The anglers are top shelf, the media pressure is intense and there’s a festive atmosphere that surrounds the Classic that can seduce you if you aren’t careful. Nevertheless, there are some common themes that run through almost every winner’s performance, especially those in recent years.
Classic winners find a key area or areas.
Every winner I know about has found a key area, or areas, that they could count on to be a reliable producer of quality bass. I don’t know of anyone who ever won a Bassmaster Classic with a hunt and peck approach. You can win some events that way, but not the big one.
My 2003 win on the Louisiana Delta is an excellent example. I found a pond that held the bass I needed to win. I was able to milk that area to keep me going when things got tough. Casey Ashley did the same thing on Lake Hartwell, although he had more than one as I remember.
Classic winners adapt and change from day-to-day and sometimes within the same day.
This is key. Most of the recent winners have moved around from one place to another every day. Think about Edwin Evers last year, Casey Ashley the year before and Randy Howell back in 2014. They made last minute decisions about where they were going to fish that essentially allowed them to win.
That same kind of thinking happened to me on a smaller scale. I fished an area that was over two hours from the ramp. I fished it every day, but I changed where I fished within it. I constantly changed my baits, depth, speed and angle of presentation to avoid wearing out the fish.
Fishing the moment is part of what it’s about, but it’s much more than that. It’s making intuitive decisions that result in success. This might be the toughest part of all of it.
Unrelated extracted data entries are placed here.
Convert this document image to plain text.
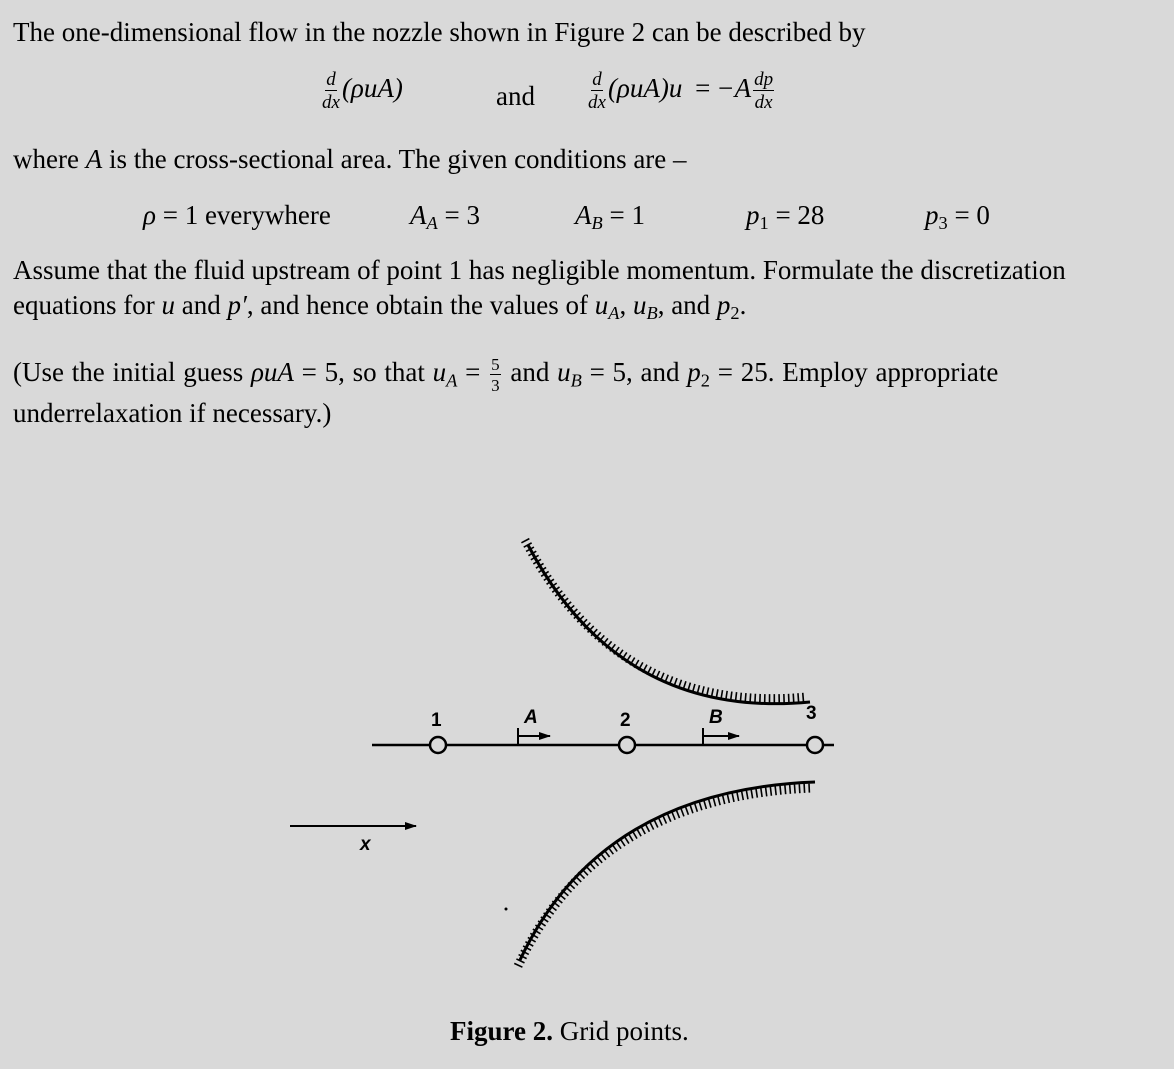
The one-dimensional flow in the nozzle shown in Figure 2 can be described by
$\frac{d}{dx} (\rho uA)$	and	$\frac{d}{dx} (\rho uA)u = -A \frac{dp}{dx}$
where A is the cross-sectional area. The given conditions are –
ρ = 1 everywhere	$A_A = 3$	$A_B = 1$	p1 = 28	p3 = 0
Assume that the fluid upstream of point 1 has negligible momentum. Formulate the discretization
equations for u and p′, and hence obtain the values of $u_A$, $u_B$, and p2.
(Use the initial guess ρuA = 5, so that $u_A = \frac{5}{3}$ and $u_B = 5$, and p2 = 25. Employ appropriate
underrelaxation if necessary.)
1	A	2	B	3
x
Figure 2. Grid points.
It’s not scientific and it’s not something you can quantify. It’s your gut.
Classic winners find big bass every day.
Of course, big is a relative term. In some waters big might be 3 pounds, in others it’ll push 6 pounds. No matter. If you’re going to win a Classic you must have a big bass or two at every weigh-in. There’s no room for a bad day or a day with five ordinary keepers.
This isn’t as easy as it sounds. If you watch tournaments carefully you’ll often see an angler with a big fish on one day but nothing of significance another day. Another way to think about this is to ask yourself how often you’ve caught a hawg two days in a row.